The statement was made by Dam Thanh The, Chief of the Standing Office of National Steering Committee 389, at a recent conference in Hanoi.
The said authorities had not been able to control fraud on such platforms as there was a lack of regulations over the e-commerce sector. In addition, the legal framework lagged behind the development of technology and sanctions were not strong enough to deter violations.
According to data released by German market research firm Statista, in 2018, Vietnam's e-commerce revenue reached nearly 2.27 billion USD and was on the list of the six most developed e-commerce countries.

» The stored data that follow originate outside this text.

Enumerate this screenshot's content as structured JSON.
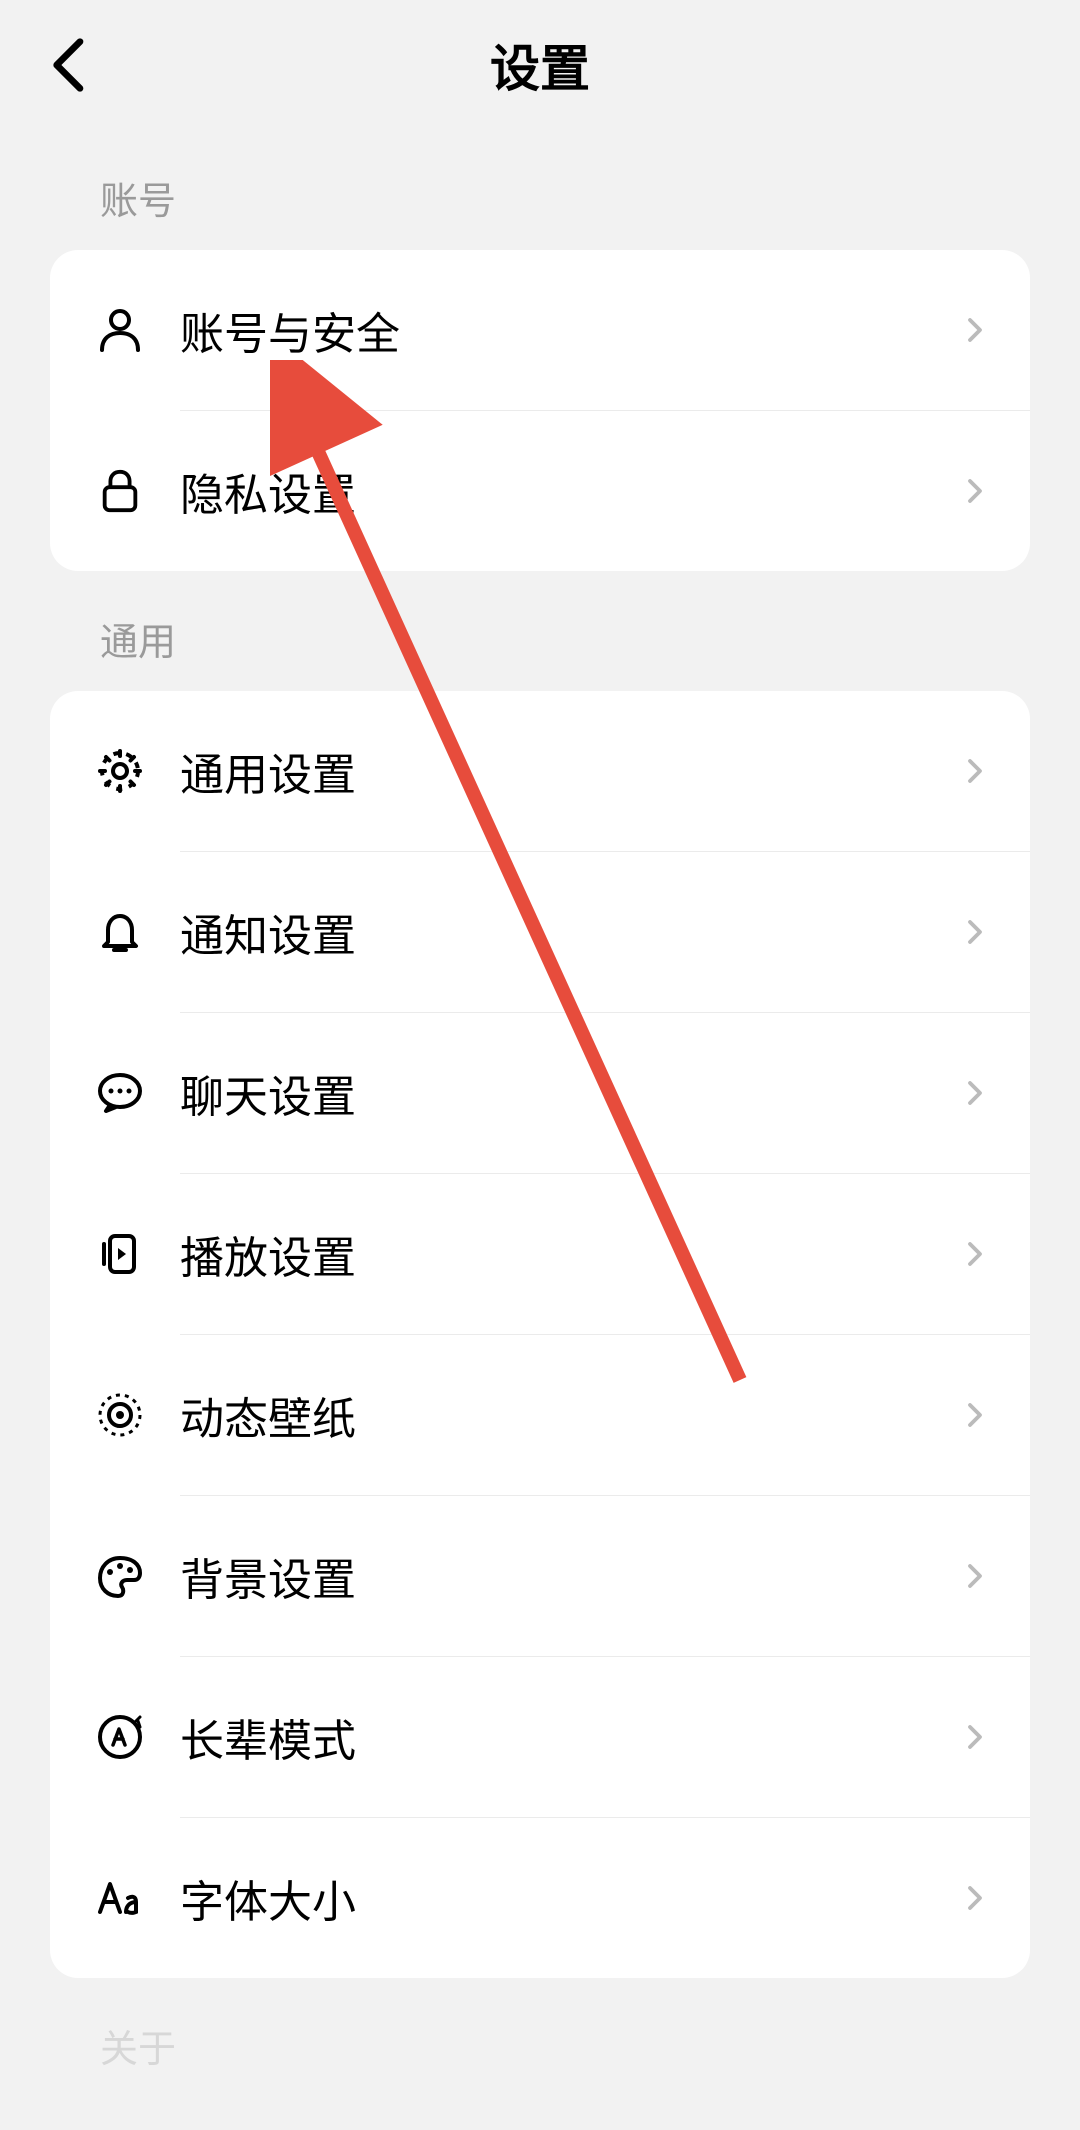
{
  "header": {
    "title": "设置"
  },
  "sections": [
    {
      "header": "账号",
      "items": [
        {
          "id": "account-security",
          "label": "账号与安全",
          "icon": "person-icon"
        },
        {
          "id": "privacy",
          "label": "隐私设置",
          "icon": "lock-icon"
        }
      ]
    },
    {
      "header": "通用",
      "items": [
        {
          "id": "general",
          "label": "通用设置",
          "icon": "gear-icon"
        },
        {
          "id": "notification",
          "label": "通知设置",
          "icon": "bell-icon"
        },
        {
          "id": "chat",
          "label": "聊天设置",
          "icon": "chat-icon"
        },
        {
          "id": "playback",
          "label": "播放设置",
          "icon": "playback-icon"
        },
        {
          "id": "live-wallpaper",
          "label": "动态壁纸",
          "icon": "live-wallpaper-icon"
        },
        {
          "id": "background",
          "label": "背景设置",
          "icon": "palette-icon"
        },
        {
          "id": "elder-mode",
          "label": "长辈模式",
          "icon": "elder-icon"
        },
        {
          "id": "font-size",
          "label": "字体大小",
          "icon": "font-icon"
        }
      ]
    },
    {
      "header": "关于",
      "items": []
    }
  ],
  "annotation": {
    "type": "arrow",
    "color": "#e74c3c",
    "target": "account-security"
  }
}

Statistics compiled by Nielsen Vietnam and Miniwatts Marketing Group showed that 85 per cent of the Vietnamese population uses the internet, ranking 13th among the 20 countries with the highest proportion of internet users in the world.
Vietnamese consumers spend an average of 7 hours a day online. 90 per cent of the urban population and 50 per cent of the rural population use smartphones.
According to the Vietnam E-Business Index 2019 Report 2018, the growth of e-commerce in the period 2017 - 2019 averaged between 25 per cent and 30 per cent per year. If Vietnam maintains this growth, the market in 2025 will rank third in Southeast Asia, following Indonesia and Thailand.
A representative of the General Department of Market Management, under the Ministry of Industry and Trade (MoIT), said e-commerce business activities had seen strong development both in value and volume, attracting many businesses and individuals.
However, the growth of e-commerce also encouraged the trade of banned and counterfeit goods.
Regarding domestic e-commerce activities, Nguyen Thi Minh Huyen, MoIT’s Deputy Director General of Vietnam E-commerce and Digital Economy Agency, said in order to protect consumers, the MoIT had invited e-commerce exchanges such as Lazada, Tiki, Shopee, Sendo and Adayroi to commit to fighting counterfeit, fake and smuggled goods.
These branded e-commerce platforms have measures to protect consumers. However, the management of individuals and businesses that operate on social networks is extremely difficult.
For cross-border e-commerce activities, Vietnam has different legal documents such as the Law on E-Commerce Transactions, Law on Cyber Security, Law on the State Bank of Vietnam and Law on Tax Administration.
However, according to Nguyen Cong Binh, Deputy Director General of Vietnam Customs, the legal documents governing this activity are not sufficient, leading to lax regulations over the sector.
All import-export goods, including those of traditional commerce or e-commerce, are controlled by customs authorities. However, in traditional trade, the customs authority manages all goods as well as records and documents related to import and export.
As for e-commerce, transactions are conducted in cyberspace, so customs offices can only manage goods physically at border gates. Paperwork, invoices and documents related to goods are not manageable.
If it is imperative that all electronic transactions have complete records and invoices during import and export, it will hinder the development of the industry. However, if it is not strictly controlled, it will be very difficult to prevent fraud, especially tax fraud, that causes losses of state budget revenue and adverse impacts on domestic production and business activities.
Hien suggested that to manage this activity, it was important to control the origin of goods and clamp down on the manufacture of counterfeit products.